The expression of BAFF at the surfaces of B-CLL B cells but not of normal B cells led us to search for soluble forms of this molecule in the sera of B-CLL patients. In agreement with a previous preliminary report,⁵⁷  serum levels of BAFF, as estimated by Western blot, were almost undetectable in B-CLL patients, suggesting that the circulating BAFF might be overconsumed by leukemic cells. However, using a sensitive technique, SELDI-TOF, that can detect femtomoles of proteins, we could detect a soluble form of BAFF in the sera of B-CLL patients but not of healthy blood donors. Detection specificity was assessed by 2 different anti-BAFF antibodies and by signal extinction with the specific immunizing peptide. This 28-kDa soluble form of BAFF differs from the classical 17-kDa fragment that results from its cleavage by a furinlike convertase. The calculated mass of BAFF integral protein is 31 222 Da, suggesting that in B-CLL cells other proteases are responsible for cleavage or alternative mechanisms of release are involved, or both. Studies examining these possibilities are under way. In an unrelated SELDI-TOF study performed under different experimental conditions with another type of ProteinChip, a 28-kDa peak was evidenced more frequently in the sera of B-CLL patients than of healthy donors. We are checking that the latter peak effectively corresponds to a soluble form of BAFF and are analyzing possible correlations between soluble BAFF level and clinical parameters.

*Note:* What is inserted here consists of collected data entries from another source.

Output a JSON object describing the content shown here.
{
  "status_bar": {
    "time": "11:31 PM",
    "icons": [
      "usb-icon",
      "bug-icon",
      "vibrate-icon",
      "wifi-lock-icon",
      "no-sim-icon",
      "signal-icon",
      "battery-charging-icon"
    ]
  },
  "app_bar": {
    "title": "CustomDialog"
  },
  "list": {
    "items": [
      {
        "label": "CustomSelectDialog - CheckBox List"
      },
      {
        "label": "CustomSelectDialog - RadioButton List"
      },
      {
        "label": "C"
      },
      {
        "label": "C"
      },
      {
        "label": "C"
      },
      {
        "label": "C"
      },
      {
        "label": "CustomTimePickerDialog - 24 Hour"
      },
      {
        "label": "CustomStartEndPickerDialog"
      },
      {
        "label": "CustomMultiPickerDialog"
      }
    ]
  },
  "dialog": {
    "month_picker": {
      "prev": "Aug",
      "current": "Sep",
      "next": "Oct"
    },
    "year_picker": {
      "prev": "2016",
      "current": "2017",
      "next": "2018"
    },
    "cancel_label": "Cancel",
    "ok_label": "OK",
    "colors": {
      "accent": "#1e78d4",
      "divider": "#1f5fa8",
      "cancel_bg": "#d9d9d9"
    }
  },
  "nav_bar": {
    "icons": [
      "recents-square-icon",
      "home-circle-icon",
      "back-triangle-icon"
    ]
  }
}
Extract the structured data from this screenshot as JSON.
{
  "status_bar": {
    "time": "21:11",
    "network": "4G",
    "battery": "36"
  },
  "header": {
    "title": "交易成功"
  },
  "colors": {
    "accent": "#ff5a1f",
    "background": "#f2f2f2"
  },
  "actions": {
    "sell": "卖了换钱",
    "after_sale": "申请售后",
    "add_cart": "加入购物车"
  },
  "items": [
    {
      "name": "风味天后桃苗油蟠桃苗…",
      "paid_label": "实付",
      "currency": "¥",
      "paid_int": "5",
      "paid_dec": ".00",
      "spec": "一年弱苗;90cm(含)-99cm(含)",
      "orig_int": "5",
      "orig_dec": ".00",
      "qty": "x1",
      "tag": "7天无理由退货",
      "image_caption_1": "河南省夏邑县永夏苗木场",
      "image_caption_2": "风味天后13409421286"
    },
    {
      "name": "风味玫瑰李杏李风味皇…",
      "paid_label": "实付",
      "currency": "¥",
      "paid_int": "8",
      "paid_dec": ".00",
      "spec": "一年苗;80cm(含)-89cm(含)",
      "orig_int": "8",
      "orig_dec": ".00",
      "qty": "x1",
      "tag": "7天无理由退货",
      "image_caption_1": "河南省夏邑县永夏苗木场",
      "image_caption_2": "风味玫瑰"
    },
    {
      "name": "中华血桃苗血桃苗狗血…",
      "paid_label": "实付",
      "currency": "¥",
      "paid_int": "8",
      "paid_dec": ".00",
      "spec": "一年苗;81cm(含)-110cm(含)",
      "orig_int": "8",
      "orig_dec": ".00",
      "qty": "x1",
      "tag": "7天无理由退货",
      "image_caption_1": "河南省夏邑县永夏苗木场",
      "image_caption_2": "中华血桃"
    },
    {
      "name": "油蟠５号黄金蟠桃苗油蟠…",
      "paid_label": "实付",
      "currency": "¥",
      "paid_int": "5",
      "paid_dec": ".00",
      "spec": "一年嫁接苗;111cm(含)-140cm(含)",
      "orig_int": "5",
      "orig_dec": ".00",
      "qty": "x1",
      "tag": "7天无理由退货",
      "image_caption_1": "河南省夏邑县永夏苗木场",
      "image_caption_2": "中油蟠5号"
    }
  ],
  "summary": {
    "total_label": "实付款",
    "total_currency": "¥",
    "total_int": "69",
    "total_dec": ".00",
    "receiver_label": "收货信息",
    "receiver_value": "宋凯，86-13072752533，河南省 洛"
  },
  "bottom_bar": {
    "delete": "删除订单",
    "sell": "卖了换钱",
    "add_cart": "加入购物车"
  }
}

Overexpression of BAFF protein can result in an SLE-like disease in mice. Circulating levels of BAFF protein are elevated in humans with SLE. Preventing the action of BAFF with an antagonist ameliorates disease progression in mice.⁵⁸  The importance of interactions between BAFF and its receptors in the development of autoimmune diseases has been underscored by the detection of elevated serum levels of soluble BAFF in a significant percentage of patients with rheumatoid diseases of autoimmune origin, in correlation with autoantibody levels, suggesting a role for BAFF in the onset of these diseases.⁵⁹  The serum BAFF molecule was identical to the natural soluble form and stimulated B-cell activation in vivo, suggesting that it plays a role in the development of autoimmune B cells directed against self-antigens during lupus pathogenesis.⁶⁰  In a mouse model of collagen-induced rheumatoid arthritis, TACI-immunoglobulin treatment also inhibited the production of collagen-specific antibodies and the progression of disease.⁶¹  These data emphasize that inhibiting BAFF and APRIL interactions with their receptors may be of therapeutic value, and this approach is being tested for use in patients with different autoimmune rheumatoid diseases.^62,63 

In the latter diseases, BAFF signal is supposed to be provided by the APCs (through membranous or released soluble form), acting on B lymphocytes in a paracrine fashion. Our results and those of Novak et al⁴⁵  suggest that in B-CLL patients, BAFF and APRIL (membranous and soluble forms) and their corresponding receptors BCMA, TACI, and BAFF-R play crucial roles in the survival of leukemic cells through autocrine rather than paracrine pathways, but the contribution of both BAFF and APRIL may be possible.

Whatever the mechanism, it is hoped that preventing BAFF and APRIL from exerting their actions in vivo will be of therapeutic interest for the treatment of B-CLL patients. Several ways to achieve this have been proposed, such as injecting neutralizing antibodies or soluble forms of their receptors. In addition, specific targeting of leukemic cells with BAFF and APRIL siRNA may be possible. Fuller knowledge of the transduction pathways elicited by these molecules, culminating in selective survival, may lead to new therapeutic approaches.